(毎日フォーラムの取材を受けました。連載します。)
路上生活者や生活困窮者らの支援に携わる北九州市のNPO法人「抱樸(ほうぼく)」が、「家族機能の社会化」を目指そうと、地元で「希望のまちプロジェクト」を推進している。
「新型コロナウイルス禍で貧困、格差の現状が可視化されてきた。困窮と格差が深刻化する日本の社会に必要なのは、苦しいときに『助けて』と言えるコミュニティーだ」と理事長の奥田知志さんと力を込める。
――希望のまちプロジェクトの目的は。
◆長年、路上生活者の支援に携わり、分かったことは、「しんどいときに、しんどいとは、なかなか言えない」ということでした。私たちは「人に迷惑をかけてはいけない」と言われて育ち、大人になったら子どもたちに、そう諭してきた。だから大半の人が、常に背伸びをしながら、ひきつった顔で「大丈夫」と言い続けてきたのです。
路上生活者のことを「ホームレス」と呼ぶことがありますが、経済的な困窮で家を失うことは「ハウスレス」。抱樸では、ホームレスは社会的な孤立と、とらえています。
なぜ孤立してしまうのか。
かつては、日本的な社会保障の土台として、家族あるいは企業が大きな役割を担っていました。漫画の「サザエさん」。いまもテレビで放映されていますね。私たちは「サザエさん」を違和感なく見ている。「我が家は違うけれども、周囲には、サザエさんのような3世代同居の家族がいるだろう」と思ってね。
ところが、現実は異なります。2020年の国勢調査では、最も多いのは単身世帯(38%)で、夫婦と子どもの2世帯は25%にとどまっている。
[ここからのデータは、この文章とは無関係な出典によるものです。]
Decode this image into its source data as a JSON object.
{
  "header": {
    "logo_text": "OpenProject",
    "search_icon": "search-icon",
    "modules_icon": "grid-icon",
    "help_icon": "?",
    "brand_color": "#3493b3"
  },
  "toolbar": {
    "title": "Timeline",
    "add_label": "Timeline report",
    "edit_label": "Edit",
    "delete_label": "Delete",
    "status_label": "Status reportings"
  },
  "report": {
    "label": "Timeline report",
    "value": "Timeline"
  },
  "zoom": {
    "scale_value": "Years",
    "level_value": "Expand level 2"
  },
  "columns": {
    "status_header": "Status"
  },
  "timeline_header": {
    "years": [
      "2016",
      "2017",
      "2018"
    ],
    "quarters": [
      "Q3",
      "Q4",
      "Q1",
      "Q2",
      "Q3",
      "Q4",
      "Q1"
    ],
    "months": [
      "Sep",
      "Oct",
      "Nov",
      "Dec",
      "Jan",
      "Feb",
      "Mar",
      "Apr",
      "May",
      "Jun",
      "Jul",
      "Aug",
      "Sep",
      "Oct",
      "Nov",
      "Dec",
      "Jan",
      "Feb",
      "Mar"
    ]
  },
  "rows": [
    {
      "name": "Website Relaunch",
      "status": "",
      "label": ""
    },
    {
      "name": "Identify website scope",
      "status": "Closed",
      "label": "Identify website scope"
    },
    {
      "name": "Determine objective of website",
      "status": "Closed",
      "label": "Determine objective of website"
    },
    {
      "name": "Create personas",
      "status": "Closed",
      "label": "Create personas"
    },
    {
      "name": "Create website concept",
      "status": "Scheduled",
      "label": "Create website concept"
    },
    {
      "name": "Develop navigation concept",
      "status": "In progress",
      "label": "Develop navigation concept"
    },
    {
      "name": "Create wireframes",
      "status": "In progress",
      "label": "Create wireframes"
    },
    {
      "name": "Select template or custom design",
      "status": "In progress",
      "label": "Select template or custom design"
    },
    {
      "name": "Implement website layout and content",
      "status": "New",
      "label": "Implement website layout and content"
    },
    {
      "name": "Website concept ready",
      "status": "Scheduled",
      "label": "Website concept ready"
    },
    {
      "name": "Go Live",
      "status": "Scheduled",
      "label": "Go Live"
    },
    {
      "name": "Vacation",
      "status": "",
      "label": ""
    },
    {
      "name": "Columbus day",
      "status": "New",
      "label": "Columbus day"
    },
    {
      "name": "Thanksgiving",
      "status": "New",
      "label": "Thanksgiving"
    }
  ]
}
日本は孤立率も高い。ある国際調査では、家族以外と付き合いがない人の割合は日本が15%に対して米国は3%。
米国は個人主義は強い国ですが、いざとなったら、「友人や仲間に頼る」という人が日本人の何倍もいる。日本人は基本的には、身内や家族がベースになる。
――こうしたことは、子どもたちが、親やきょうだいなど家族の看病や介護をする「ヤングケアラー」の問題と結びつく。
◆これまで「家族の役割」とみなされてきたものが、個々の家庭で行うことが難しくなったのであれば、家族以外の人が、その役割を果たせばいい。
抱樸では、「家族のような機能」を組織で担うことを実践してきました。
それを「まち」に広げたのが今回のプロジェクト。
人はたった一人だけでは生きていけない。人である限り、助け合うのは当然のことです。
言い換えれば、「助けて」と言えることが、人であることの証拠。「助けて」が飛び交うまち、「なんとかなる」を信じられるまちをつくろうと、2020年末にこのプロジェクトが始動しました。